The FHIR standard was created by the Health Level Seven International (HL7) health-care standards organization using a modern web-based suite of API technology, including a HTTP-based RESTful protocol, HTML and Cascading Style Sheets for user interface integration, a choice of JSON, XML or RDF for data representation, and Atom for results.

One of its goals is to facilitate interoperation between legacy health care systems, to make it easy to provide health care information to health care providers and individuals on a wide variety of devices from computers to tablets to cell phones, and to allow third-party application developers to provide medical applications which can be easily integrated into existing systems.

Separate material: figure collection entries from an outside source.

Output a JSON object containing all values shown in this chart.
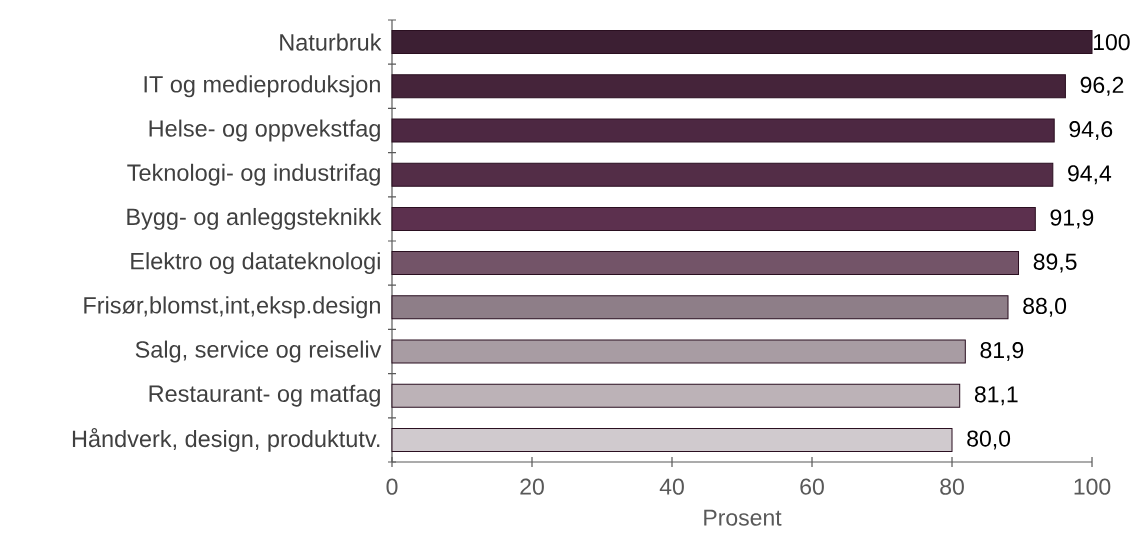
{
  "chart_data": {
    "type": "bar",
    "orientation": "horizontal",
    "xlabel": "Prosent",
    "categories": [
      "Naturbruk",
      "IT og medieproduksjon",
      "Helse- og oppvekstfag",
      "Teknologi- og industrifag",
      "Bygg- og anleggsteknikk",
      "Elektro og datateknologi",
      "Frisør,blomst,int,eksp.design",
      "Salg, service og reiseliv",
      "Restaurant- og matfag",
      "Håndverk, design, produktutv."
    ],
    "values": [
      100,
      96.2,
      94.6,
      94.4,
      91.9,
      89.5,
      88.0,
      81.9,
      81.1,
      80.0
    ],
    "value_labels": [
      "100",
      "96,2",
      "94,6",
      "94,4",
      "91,9",
      "89,5",
      "88,0",
      "81,9",
      "81,1",
      "80,0"
    ],
    "colors": [
      "#3c1f33",
      "#45243a",
      "#4d2842",
      "#532d47",
      "#5c304e",
      "#735468",
      "#8e7e88",
      "#a89ca3",
      "#bcb2b7",
      "#d0cace"
    ],
    "xlim": [
      0,
      100
    ],
    "xticks": [
      0,
      20,
      40,
      60,
      80,
      100
    ],
    "grid": false
  }
}
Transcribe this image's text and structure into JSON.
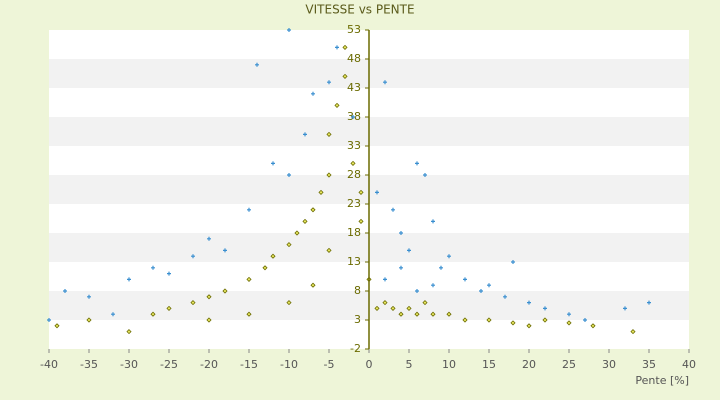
{
  "chart_data": {
    "type": "scatter",
    "title": "VITESSE vs PENTE",
    "x_label": "Pente [%]",
    "xlim": [
      -40,
      40
    ],
    "xticks": [
      -40,
      -35,
      -30,
      -25,
      -20,
      -15,
      -10,
      -5,
      0,
      5,
      10,
      15,
      20,
      25,
      30,
      35,
      40
    ],
    "ylim": [
      -2,
      53
    ],
    "yticks": [
      -2,
      3,
      8,
      13,
      18,
      23,
      28,
      33,
      38,
      43,
      48,
      53
    ],
    "series": [
      {
        "color": "#6b6b00",
        "marker": "diamond",
        "x": [
          -39,
          -35,
          -30,
          -27,
          -25,
          -22,
          -20,
          -18,
          -15,
          -13,
          -12,
          -10,
          -9,
          -8,
          -7,
          -6,
          -5,
          -5,
          -4,
          -3,
          -3,
          -2,
          -1,
          -1,
          0,
          1,
          2,
          3,
          4,
          5,
          6,
          7,
          8,
          10,
          12,
          15,
          18,
          20,
          22,
          25,
          28,
          33,
          -20,
          -15,
          -10,
          -7,
          -5
        ],
        "values": [
          2,
          3,
          1,
          4,
          5,
          6,
          7,
          8,
          10,
          12,
          14,
          16,
          18,
          20,
          22,
          25,
          28,
          35,
          40,
          45,
          50,
          30,
          25,
          20,
          10,
          5,
          6,
          5,
          4,
          5,
          4,
          6,
          4,
          4,
          3,
          3,
          2.5,
          2,
          3,
          2.5,
          2,
          1,
          3,
          4,
          6,
          9,
          15
        ]
      },
      {
        "color": "#3a8fd0",
        "marker": "plus",
        "x": [
          -40,
          -38,
          -35,
          -32,
          -30,
          -27,
          -25,
          -22,
          -20,
          -18,
          -15,
          -14,
          -12,
          -10,
          -10,
          -8,
          -7,
          -5,
          -4,
          -2,
          1,
          2,
          3,
          4,
          5,
          6,
          7,
          8,
          9,
          10,
          12,
          14,
          15,
          17,
          18,
          20,
          22,
          25,
          27,
          32,
          35,
          2,
          4,
          6,
          8
        ],
        "values": [
          3,
          8,
          7,
          4,
          10,
          12,
          11,
          14,
          17,
          15,
          22,
          47,
          30,
          28,
          53,
          35,
          42,
          44,
          50,
          38,
          25,
          44,
          22,
          18,
          15,
          30,
          28,
          20,
          12,
          14,
          10,
          8,
          9,
          7,
          13,
          6,
          5,
          4,
          3,
          5,
          6,
          10,
          12,
          8,
          9
        ]
      }
    ]
  }
}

Portable Format for Bioinformatics (PFB)

The Portable Format for Bioinformatics (PFB) is an Avro-based file format that bundles schema, data, ontologies/controlled vocabularies, and pointers to data files in a single, serializable format that can be sent easily across systems and has the flexibility for different data models.

PFBs are used to bring search results from hosted datasets into workspace environments that users can leverage for computational analysis.

  • pyPFB is a Python library and command line interface to create, view, and edit PFB files.
  • For more information on the PFB format and schema, see the pyPFB documentation.

Workflow Execution Service (WES)

Reproducibility of research is key to open science. Developed by the GA4GH Cloud Work Stream, the Workflow Execution Service (WES) API describes a standard protocol for running the same genomic data analysis in different environments and still obtaining the same results. Rather than attempting to transfer data across national and institutional bounds — a process that is cumbersome, resource-intensive, and limited by regulatory constraints — the WES API is part of a larger framework to seamlessly bring algorithms to genomic data.